Index Settings

These settings can be set in postgresql.conf and affect system resources used by the paradedb.create_bm25() function and normal INSERT/UPDATE/COPY statements.

Indexing Threads

This setting requires superuser privileges.

paradedb.create_index_parallelism sets the number of threads used during CREATE INDEX. The default is 8. A value of zero will automatically detect “available parallelism” of the host computer.

For best performance it is recommended to use one less than the total number of host computer cores.

SET paradedb.create_index_parallelism = 8;

Indexing Memory

This setting requires superuser privileges.

paradedb.create_index_memory_budget sets the amount of memory to dedicate per indexing thread before the index segment needs to be written to disk.

If unset, Postgres’ maintenance_work_mem value is used, but is first divided by the total parallelism (paradedb.create_index_parallelism).

In terms of raw indexing performance, larger is generally better.

The value is measured in megabytes. A value of 1024 is the same as 1GB.

SET paradedb.create_index_memory_budget = 1024;

Indexing Progress

When set to true, paradedb.log_create_index_progress creates Postgres LOG: entries every 100,000 rows with information on the indexing rate (in rows per second). Defaults to false.

This can be useful to monitor the progress of a long-running CREATE INDEX statement. This setting can be changed by any user.

SET paradedb.log_create_index_progress = true;

Statement Parallelism

This setting requires superuser privileges.

paradedb.statement_parallelism controls the number of indexing threads used during INSERT/UPDATE/COPY statements. The default is 8. A value of zero will automatically detect “available parallelism” of the host computer.

If your typical update patterns are single-row atomic INSERTs or UPDATEs, then a value of 1 is ideal. If your update patterns typically update many thousands of rows at once, a larger value might be preferred for greater indexing concurrency.

SET paradedb.statement_parallelism = 1;

Statement Memory Budget

This setting requires superuser privileges.

paradedb.statement_memory_budget sets the amount of memory to dedicate per indexing thread before the index segment needs to be written to disk.

Like indexing memory, it defaults to maintenance_work_mem divided by the total parallelism, and is measured in megabytes.

If your typical update patterns are single-row atomic INSERTs or UPDATEs, then a value of 15MB is ideal. If your update patterns typically update many thousands of rows, a larger value might be preferred for greater indexing concurrency.

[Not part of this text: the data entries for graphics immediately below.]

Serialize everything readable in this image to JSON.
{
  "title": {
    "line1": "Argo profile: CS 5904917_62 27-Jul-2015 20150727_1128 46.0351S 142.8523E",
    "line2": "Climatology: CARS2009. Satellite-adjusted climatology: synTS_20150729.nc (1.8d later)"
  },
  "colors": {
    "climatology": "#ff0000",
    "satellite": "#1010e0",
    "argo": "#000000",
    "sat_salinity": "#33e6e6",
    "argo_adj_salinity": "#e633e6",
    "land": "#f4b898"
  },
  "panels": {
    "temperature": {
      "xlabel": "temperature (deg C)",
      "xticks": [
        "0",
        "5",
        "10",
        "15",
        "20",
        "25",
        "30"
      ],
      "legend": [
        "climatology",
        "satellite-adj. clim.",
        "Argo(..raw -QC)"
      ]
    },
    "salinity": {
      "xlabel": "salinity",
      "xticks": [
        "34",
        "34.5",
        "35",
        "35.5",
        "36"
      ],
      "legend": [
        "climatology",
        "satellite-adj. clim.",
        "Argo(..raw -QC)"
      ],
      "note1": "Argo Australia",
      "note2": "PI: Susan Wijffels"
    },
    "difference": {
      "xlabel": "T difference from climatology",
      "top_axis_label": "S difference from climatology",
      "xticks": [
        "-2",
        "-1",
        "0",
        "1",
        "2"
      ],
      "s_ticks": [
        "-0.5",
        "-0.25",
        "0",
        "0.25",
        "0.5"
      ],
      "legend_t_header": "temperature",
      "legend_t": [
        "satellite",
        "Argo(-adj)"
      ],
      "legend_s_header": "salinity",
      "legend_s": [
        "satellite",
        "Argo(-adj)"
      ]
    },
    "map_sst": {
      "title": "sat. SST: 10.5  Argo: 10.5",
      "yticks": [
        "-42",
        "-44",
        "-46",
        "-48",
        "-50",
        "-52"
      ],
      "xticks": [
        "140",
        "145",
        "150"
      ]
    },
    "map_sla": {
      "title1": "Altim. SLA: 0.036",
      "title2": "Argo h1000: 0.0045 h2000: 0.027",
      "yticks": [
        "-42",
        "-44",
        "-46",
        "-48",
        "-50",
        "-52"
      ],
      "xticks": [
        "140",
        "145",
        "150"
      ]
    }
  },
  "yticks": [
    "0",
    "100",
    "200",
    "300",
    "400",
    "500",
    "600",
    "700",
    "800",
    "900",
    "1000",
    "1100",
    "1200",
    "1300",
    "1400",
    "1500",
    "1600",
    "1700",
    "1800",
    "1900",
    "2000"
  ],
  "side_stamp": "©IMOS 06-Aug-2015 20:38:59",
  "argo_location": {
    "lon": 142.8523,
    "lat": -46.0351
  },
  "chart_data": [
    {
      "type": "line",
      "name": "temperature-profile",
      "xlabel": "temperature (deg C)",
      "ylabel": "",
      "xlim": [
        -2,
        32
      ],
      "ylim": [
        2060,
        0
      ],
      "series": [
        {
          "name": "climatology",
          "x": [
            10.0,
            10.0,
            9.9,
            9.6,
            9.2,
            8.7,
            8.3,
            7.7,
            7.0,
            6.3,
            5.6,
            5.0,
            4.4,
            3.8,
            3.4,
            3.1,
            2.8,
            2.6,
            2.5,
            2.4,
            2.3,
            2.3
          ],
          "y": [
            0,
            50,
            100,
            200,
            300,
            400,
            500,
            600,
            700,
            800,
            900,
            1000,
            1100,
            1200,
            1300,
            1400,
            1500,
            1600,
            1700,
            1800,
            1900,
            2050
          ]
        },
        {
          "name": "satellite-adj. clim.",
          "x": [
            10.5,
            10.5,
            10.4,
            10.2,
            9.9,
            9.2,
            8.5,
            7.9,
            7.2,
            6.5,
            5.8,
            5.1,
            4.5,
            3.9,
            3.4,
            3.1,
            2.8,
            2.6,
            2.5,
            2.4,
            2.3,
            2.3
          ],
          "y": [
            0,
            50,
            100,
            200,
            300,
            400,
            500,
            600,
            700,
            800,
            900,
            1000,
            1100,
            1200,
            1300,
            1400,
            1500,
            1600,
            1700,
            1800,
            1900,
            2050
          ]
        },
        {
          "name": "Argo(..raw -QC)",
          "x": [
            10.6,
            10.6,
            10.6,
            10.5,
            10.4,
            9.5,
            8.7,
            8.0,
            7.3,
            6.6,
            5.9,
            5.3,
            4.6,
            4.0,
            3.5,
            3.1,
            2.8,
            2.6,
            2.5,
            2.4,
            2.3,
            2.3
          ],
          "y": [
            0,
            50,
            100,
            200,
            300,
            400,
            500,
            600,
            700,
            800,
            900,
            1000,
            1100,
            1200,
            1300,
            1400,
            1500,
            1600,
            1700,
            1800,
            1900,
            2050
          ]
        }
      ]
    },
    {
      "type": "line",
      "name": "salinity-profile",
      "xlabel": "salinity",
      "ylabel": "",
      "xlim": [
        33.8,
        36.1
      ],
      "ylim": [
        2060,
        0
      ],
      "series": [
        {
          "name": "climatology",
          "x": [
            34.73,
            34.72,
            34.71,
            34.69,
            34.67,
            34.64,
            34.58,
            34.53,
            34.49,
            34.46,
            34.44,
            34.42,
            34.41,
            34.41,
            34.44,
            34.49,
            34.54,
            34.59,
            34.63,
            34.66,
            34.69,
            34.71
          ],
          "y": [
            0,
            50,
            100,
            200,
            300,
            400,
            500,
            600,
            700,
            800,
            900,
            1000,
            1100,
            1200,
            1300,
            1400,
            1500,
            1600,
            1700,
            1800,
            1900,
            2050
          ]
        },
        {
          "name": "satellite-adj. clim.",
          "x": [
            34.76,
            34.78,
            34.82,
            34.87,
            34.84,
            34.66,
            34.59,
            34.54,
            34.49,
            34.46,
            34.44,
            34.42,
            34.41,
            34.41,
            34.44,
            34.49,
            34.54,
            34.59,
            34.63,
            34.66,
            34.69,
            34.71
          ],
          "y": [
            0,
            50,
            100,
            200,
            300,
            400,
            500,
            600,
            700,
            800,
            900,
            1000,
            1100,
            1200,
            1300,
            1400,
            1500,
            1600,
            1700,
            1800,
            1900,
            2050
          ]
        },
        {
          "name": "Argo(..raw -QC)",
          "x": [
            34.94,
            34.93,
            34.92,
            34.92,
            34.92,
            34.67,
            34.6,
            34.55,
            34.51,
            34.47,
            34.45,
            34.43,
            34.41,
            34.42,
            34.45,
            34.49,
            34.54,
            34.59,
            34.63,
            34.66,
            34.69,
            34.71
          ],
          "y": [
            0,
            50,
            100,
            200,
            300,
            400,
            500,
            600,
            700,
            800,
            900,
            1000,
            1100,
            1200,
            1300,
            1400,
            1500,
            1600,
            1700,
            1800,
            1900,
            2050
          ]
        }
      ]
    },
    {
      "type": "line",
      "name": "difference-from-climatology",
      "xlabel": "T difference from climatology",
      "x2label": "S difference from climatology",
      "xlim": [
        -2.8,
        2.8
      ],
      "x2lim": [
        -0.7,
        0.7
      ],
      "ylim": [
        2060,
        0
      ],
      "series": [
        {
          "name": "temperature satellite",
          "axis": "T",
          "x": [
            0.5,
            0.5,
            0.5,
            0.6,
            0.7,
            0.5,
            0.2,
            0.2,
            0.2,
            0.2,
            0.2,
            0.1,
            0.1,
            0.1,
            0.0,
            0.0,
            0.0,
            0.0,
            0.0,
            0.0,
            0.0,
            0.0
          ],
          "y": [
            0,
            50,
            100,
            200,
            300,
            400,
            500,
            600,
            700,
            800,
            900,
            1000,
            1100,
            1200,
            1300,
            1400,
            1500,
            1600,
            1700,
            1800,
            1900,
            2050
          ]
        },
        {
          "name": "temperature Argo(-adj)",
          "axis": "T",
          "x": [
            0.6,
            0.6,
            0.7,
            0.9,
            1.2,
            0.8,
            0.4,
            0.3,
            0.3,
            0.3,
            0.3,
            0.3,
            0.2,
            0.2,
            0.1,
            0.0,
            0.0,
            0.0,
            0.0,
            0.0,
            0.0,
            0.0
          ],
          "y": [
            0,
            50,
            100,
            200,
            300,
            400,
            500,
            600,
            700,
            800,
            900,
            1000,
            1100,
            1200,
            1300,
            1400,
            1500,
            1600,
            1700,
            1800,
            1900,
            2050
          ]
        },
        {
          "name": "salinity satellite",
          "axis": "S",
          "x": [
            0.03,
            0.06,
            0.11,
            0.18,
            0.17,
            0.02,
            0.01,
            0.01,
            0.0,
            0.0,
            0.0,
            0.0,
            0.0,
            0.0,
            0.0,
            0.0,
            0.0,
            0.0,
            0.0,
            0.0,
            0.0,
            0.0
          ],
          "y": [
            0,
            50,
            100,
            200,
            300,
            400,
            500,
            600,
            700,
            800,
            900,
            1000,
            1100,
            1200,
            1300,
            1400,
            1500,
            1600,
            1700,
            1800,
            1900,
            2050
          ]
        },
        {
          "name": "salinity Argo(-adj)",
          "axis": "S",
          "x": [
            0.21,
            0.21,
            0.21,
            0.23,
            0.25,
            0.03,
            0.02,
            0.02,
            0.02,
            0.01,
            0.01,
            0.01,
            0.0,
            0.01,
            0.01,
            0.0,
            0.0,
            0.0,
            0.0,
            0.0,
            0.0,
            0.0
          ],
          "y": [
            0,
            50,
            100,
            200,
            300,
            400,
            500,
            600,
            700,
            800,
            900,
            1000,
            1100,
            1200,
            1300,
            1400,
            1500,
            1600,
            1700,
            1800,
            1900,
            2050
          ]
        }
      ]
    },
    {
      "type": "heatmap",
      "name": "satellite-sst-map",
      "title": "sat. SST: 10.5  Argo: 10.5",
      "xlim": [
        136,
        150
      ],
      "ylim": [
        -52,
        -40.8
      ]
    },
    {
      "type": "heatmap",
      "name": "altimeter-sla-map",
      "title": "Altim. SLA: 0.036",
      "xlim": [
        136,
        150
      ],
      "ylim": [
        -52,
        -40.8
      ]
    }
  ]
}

Generally speaking, for statement level indexing, the parallelism value dictates the number of new index segments that will be created, so there’s a trade-off between finishing the INSERT/UPDATE statement quickly and the longer-term search overhead of having many additional index segments until VACUUM runs.

SET paradedb.statement_memory_budget = 15;

Segment Settings

A segment is an individual unit of an index. Each BM25 index is comprised of multiple segments. Every atomic insert or update creates a new segment.

Target Segment Count

Having too many segments can negatively impact search performance. During a VACUUM, smaller segments can be merged into larger segments.

target_segment_count controls the number of segments that should exist and defaults to the number of available CPUs on the host machine. This allows multiple threads to read from segments in parallel during a search.

While ParadeDB attempts to create target_segment_count segments, the actual number of segments may not always equal target_segment_count. For instance, it could exceed this number of VACUUM is not run, or fall below this number if the table contains a small number of rows.

ALTER INDEX search_idx SET (target_segment_count = 8);

Merge on Insert

merge_on_insert indicates if ParadeDB should look for merge opportunities during INSERT, UPDATE, or DELETE operations in addition to VACUUMs. The default is true. Setting this to false can improve INSERT/UPDATE/COPY throughput at the expense of creating more segments that will later be merged by VACUUM.

ALTER INDEX search_idx SET (merge_on_insert = true);